In a statement, easyjet said earnings were impacted by the outbreak of conflict in the Middle East, "which resulted in the cancellation of a number of flying routes and the associated costs incurred and revenue forgone," as well as volatile and rising fuel prices.
For the current fiscal year ending September 2025, the airline expects a capacity of around 103 million seats, an increase of 3% from the previous year.
"The airline will continue to grow, particularly on popular longer leisure routes like North Africa and the Canaries and we plan to take 25% more customers away on package holidays," CEO designate Kenton Jarvis, who is replacing Johan Lundgren next year, said in a statement.
"The outlook for easyJet is positive and travel remains a firm priority with consumers who value our low fares, unrivalled network and friendly service," commented Kenton Jarvis, easyjet's chief financial officer who's set to replace CEO Johan Lundgren next year.

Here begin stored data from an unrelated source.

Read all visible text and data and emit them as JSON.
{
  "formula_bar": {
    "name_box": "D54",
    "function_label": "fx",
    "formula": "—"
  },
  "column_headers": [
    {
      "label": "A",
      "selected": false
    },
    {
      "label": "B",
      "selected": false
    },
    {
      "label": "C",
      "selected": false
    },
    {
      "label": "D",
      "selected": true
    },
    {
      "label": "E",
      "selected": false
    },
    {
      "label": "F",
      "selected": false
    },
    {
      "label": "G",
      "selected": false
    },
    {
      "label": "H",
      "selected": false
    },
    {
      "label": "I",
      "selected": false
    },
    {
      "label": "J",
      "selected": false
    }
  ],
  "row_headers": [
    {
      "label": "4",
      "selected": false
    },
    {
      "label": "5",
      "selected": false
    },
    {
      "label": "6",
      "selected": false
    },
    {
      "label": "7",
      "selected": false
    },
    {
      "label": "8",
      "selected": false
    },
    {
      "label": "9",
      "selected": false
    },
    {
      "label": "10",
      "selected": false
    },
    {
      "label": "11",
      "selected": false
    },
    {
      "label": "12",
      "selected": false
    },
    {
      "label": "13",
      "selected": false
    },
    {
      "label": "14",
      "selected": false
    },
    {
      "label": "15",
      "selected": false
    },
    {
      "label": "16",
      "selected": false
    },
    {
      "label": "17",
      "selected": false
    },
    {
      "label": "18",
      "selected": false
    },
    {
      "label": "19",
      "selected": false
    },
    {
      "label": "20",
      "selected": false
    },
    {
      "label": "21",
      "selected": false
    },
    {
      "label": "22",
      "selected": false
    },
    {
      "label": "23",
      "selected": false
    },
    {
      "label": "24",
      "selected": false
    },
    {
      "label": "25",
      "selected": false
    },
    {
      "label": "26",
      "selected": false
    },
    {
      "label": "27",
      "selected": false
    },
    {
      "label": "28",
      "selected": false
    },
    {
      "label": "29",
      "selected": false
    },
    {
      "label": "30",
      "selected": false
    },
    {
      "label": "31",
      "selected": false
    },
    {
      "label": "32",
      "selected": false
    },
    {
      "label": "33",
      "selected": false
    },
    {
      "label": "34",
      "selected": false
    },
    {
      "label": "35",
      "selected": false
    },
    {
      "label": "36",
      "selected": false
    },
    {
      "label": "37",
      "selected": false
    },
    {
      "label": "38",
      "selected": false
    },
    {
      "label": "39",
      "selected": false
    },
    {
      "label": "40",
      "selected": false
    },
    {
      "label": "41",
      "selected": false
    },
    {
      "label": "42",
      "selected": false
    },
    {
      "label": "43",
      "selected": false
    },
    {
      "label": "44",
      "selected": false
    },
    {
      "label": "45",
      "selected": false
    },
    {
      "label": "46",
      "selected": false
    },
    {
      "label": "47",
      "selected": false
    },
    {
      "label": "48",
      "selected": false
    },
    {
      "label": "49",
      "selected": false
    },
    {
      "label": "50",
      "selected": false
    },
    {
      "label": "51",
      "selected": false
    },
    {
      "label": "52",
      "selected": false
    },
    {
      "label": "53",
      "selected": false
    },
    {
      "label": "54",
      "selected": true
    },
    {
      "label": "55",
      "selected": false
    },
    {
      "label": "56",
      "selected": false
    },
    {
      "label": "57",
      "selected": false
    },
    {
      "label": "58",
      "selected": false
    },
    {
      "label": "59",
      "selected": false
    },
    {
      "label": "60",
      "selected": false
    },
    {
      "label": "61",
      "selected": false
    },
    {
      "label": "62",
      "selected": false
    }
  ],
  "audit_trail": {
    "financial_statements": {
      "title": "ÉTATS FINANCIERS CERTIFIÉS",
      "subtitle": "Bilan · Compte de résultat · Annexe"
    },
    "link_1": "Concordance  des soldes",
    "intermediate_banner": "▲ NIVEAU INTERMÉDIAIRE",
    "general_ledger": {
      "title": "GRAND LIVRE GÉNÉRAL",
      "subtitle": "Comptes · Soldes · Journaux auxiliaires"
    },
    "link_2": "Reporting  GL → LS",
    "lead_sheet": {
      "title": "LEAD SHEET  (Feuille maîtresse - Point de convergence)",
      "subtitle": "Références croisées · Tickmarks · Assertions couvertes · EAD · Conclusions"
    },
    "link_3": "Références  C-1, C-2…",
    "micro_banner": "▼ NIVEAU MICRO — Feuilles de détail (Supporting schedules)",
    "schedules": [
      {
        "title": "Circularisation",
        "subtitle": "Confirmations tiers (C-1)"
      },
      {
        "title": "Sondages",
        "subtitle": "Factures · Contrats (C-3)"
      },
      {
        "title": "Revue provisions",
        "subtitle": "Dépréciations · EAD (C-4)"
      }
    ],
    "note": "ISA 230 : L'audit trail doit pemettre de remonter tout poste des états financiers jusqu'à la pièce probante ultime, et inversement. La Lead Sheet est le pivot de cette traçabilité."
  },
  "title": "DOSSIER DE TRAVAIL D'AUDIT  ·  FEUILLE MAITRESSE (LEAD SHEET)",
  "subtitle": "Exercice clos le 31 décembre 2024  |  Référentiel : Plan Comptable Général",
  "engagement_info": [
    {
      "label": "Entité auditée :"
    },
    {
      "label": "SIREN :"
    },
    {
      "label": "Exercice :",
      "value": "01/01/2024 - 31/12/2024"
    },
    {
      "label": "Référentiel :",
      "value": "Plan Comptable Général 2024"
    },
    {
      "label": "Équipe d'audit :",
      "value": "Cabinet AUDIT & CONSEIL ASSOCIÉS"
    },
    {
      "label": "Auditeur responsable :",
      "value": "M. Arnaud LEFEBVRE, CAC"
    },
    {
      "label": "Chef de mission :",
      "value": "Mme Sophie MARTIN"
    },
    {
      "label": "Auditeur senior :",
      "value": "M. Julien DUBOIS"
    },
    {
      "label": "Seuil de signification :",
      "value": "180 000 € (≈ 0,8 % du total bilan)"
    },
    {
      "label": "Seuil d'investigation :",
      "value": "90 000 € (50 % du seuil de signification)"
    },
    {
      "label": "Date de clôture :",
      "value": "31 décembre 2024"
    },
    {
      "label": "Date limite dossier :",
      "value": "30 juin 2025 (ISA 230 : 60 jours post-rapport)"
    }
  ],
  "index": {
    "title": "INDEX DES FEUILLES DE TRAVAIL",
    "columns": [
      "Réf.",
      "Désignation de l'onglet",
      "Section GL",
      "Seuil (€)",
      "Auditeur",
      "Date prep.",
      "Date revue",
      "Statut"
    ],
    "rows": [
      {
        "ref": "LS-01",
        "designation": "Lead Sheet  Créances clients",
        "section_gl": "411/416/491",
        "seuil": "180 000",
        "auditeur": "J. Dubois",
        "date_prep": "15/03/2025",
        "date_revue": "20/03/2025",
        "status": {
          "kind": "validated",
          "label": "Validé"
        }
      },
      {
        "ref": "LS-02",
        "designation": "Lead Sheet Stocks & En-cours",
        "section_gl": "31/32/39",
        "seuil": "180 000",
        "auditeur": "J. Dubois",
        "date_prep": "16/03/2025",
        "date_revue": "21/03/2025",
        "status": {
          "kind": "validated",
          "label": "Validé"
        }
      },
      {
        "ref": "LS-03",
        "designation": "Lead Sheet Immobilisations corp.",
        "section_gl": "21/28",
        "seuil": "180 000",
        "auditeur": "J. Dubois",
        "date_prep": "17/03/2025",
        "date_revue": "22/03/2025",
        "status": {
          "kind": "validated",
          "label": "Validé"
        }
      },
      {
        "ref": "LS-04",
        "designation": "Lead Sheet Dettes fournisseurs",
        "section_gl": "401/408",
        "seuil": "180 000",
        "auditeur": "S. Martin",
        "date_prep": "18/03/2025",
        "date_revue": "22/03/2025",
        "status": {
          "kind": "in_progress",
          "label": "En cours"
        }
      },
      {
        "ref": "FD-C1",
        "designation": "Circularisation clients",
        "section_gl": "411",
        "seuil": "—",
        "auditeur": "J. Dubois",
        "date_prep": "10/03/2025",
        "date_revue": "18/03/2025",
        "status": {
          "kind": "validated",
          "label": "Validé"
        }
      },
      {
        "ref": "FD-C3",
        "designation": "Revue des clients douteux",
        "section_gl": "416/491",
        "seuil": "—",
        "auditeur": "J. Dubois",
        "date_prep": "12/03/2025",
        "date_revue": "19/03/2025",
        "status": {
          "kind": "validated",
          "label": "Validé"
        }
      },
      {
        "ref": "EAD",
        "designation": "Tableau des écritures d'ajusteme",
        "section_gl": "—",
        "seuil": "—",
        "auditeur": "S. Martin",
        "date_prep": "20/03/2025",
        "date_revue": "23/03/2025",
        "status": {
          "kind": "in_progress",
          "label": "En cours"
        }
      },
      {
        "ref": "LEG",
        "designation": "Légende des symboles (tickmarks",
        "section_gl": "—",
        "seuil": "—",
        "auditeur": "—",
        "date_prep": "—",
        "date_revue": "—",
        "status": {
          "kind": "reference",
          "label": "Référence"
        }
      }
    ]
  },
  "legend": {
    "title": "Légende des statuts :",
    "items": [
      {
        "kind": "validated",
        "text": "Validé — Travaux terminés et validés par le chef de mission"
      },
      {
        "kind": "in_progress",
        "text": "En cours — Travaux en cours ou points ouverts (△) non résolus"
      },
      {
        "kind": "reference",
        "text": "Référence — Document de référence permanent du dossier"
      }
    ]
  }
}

"The airline will continue to grow, particularly on popular longer leisure routes like North Africa and the Canaries and we plan to take 25% more customers away on package holidays."
— Holly Ellyatt
Aston Martin expects lower full-year core profit as delivery delays bite
British luxury carmaker Aston Martin on Tuesday forecast its annual core profit to fall short of 2023 levels as delivery delays in the ultra-exclusive Valiant models weigh on its margins.
The company expects its 2024 adjusted EBITDA to be in the range of 270 million pounds to 280 million pounds ($338.55 million - $351.09 million) compared to 305.9 million pounds last year.
The carmaker said it now expects to deliver only half of the 38 Valiant models by year end, previously guided to be the majority.
"We are already taking decisive actions to better position the Group for the future including a more balanced production and delivery profile in the coming quarters," CEO Adrian Hallmark said in a statement.
Aston Martin, which has been hit by persistent depressed demand in China and supply disruptions leading to manufacturing delays, had cut its production forecast by about 1,000 vehicles in September.
The Gaydon, UK-based company reported a smaller-than-expected third-quarter loss last month, aided by strategic steps taken to mitigate losses.
The company reiterated its focus on 2025 targets, including delivering about 2 billion pounds in revenue and targeted free cash flow generation. As part of the efforts to bolster its finances, Aston Martin also announced plans to raise about 210 million pounds through an equity and debt offering.
— Reuters
CNBC Pro: 'Cargojet is expensive': Short seller bets against Canada's largest cargo airline
A London-based hedge fund is betting against Cargojet, Canada's largest cargo airline, citing concerns about the company's aging fleet, accounting practices, and leadership style. The company did not respond to requests for comment from CNBC Pro.
Edgar Allen, founder and chief investment officer of High Ground Investment Management, revealed his firm's bearish stance on Cargojet during the Sohn investment conference earlier this month.
CNBC Pro subscribers can read more here.
— Ganesh Rao
CNBC Pro: U.S., China and more: Value investor reveals what to buy as Trump tariffs loom
News that U.S. President-elect Donald Trump's plans to hike tariffs on imports from China, Canada and Mexico sent ripples across global markets Tuesday.
Peter Boockvar, chief investment officer at the U.S.-headquartered Bleakley Financial Group, revealed his take on the tariffs, as well as sectors — and stocks — he is watching globally.
CNBC Pro subscribers can read more here.
— Amala Balakrishner
European markets: Here are the opening calls
European markets are expected to open in mixed territory Wednesday.
The U.K.'s FTSE 100 index is expected to open 5 points higher at 8,267, Germany's DAX down 21 points at 19,285, France's CAC down 39 points at 7,160 and Italy's FTSE MIB down 173 points at 33,150, according to data from IG.
Earnings are set to come from Easyjet and data releases include German and French consumer confidence figures.